In statistical mechanics, systems with fixed N, V, and E form so-called microcanonical ensemble. Our molecular dynamics simulation is thus a microcanonical one.

It is possible to have canonical molecular dynamics, where the temperature T, number of particle N, and the volume are constants. We'll study those methods later on.

Micro-Macro connection
The prefix micro- refers to something that is very small, e.g., microscopic, micro-computer, and microfilm.

The prefix macro- is the opposite, e.g., macroscopic, macrocosm.

The ancient greek natural philosophy is to interpret all macroscopic phenomena by the smallest constitutes of matter---atoms. This really becomes possible only in modern times.

Back to our molecular dynamics. It is not very useful if you just print out the positions of thousand particles at each time step. These `microscopic' quantities have to be somehow analyzed in some way so that we can compare them with real experiments. The theory for this micro-macro connection is statistical mechanics.

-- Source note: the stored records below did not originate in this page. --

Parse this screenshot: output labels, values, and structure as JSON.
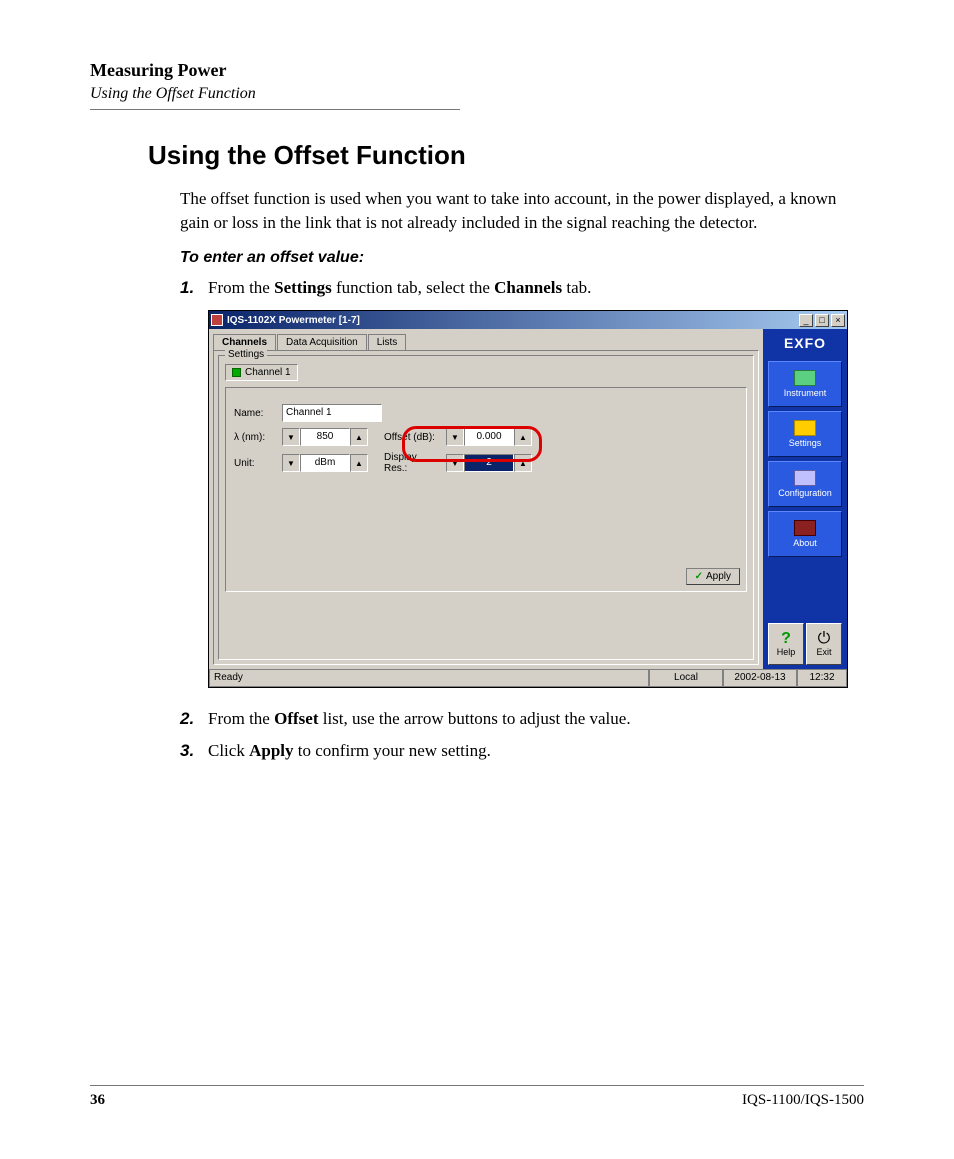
{
  "header": {
    "chapter": "Measuring Power",
    "section": "Using the Offset Function"
  },
  "title": "Using the Offset Function",
  "intro": "The offset function is used when you want to take into account, in the power displayed, a known gain or loss in the link that is not already included in the signal reaching the detector.",
  "subhead": "To enter an offset value:",
  "steps": {
    "s1": {
      "num": "1.",
      "pre": "From the ",
      "b1": "Settings",
      "mid": " function tab, select the ",
      "b2": "Channels",
      "post": " tab."
    },
    "s2": {
      "num": "2.",
      "pre": "From the ",
      "b1": "Offset",
      "post": " list, use the arrow buttons to adjust the value."
    },
    "s3": {
      "num": "3.",
      "pre": "Click ",
      "b1": "Apply",
      "post": " to confirm your new setting."
    }
  },
  "window": {
    "title": "IQS-1102X Powermeter [1-7]",
    "tabs": {
      "channels": "Channels",
      "data_acq": "Data Acquisition",
      "lists": "Lists"
    },
    "group_legend": "Settings",
    "channel_button": "Channel 1",
    "name_label": "Name:",
    "name_value": "Channel 1",
    "wavelength_label": "λ  (nm):",
    "wavelength_value": "850",
    "offset_label": "Offset (dB):",
    "offset_value": "0.000",
    "unit_label": "Unit:",
    "unit_value": "dBm",
    "display_res_label": "Display Res.:",
    "display_res_value": "2",
    "apply": "Apply",
    "logo": "EXFO",
    "nav": {
      "instrument": "Instrument",
      "settings": "Settings",
      "configuration": "Configuration",
      "about": "About"
    },
    "help": "Help",
    "exit": "Exit",
    "status": {
      "ready": "Ready",
      "local": "Local",
      "date": "2002-08-13",
      "time": "12:32"
    }
  },
  "footer": {
    "page": "36",
    "doc": "IQS-1100/IQS-1500"
  }
}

One of the most important features of physical system (e.g., our molecular dynamical system) is that it tends to reach a state that the macroscopic quantities do not vary with time if we leave the system undisturbed. This state is called an equilibrium state.

Statistical mechanics studies mostly equilibrium systems. If we start our molecular system with some arbitrary initial condition, it will not be in thermodynamic equilibrium. However, if we let the system develop according to Newton's law of motion, it will get into equilibrium after sometime.

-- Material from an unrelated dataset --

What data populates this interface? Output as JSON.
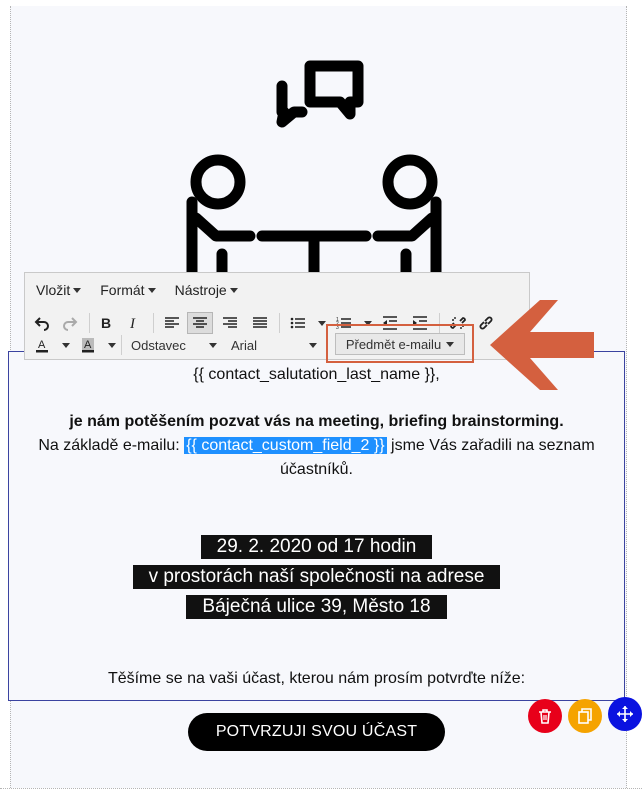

Statistical mechanics has many predictions about the equilibrium properties which we'll just quote. Read your StatMech text book for more information.


Microcanonical distribution (fundamental distribution)


For system at fixed N, V, and E, the probability density of finding the system in the phase space:

X=(p,q)= (p1,p2, ... , q1,q2, ... )
is a constant on the energy surface, and zero outside the energy surface.

In other words, the phase space point X can be anywhere equally likely on the constant energy hypersurface. The probability being in a particular region is proportional to the volume of the region.

We can view the above statement as the basic assumption of statistical mechanics. Its validity depends on two important properties of the system:

Ergodicity and mixing.
Complex systems like our Jennard-Jones particles in a box have these properties, while a simple system like the harmonic oscillator does not.

Ergodicity means that for almost all starting point X0 in phase space, following the dynamics of the system, it is possible to reach a neighborhood of any other point X.

This allows us to replace the trajectory time average by phase space average or vice versa. This forms the basic link between statistical-mechanical theory and molecular dynamics simulation. Mixing means that the phase space points spread uniformly in the long time limit.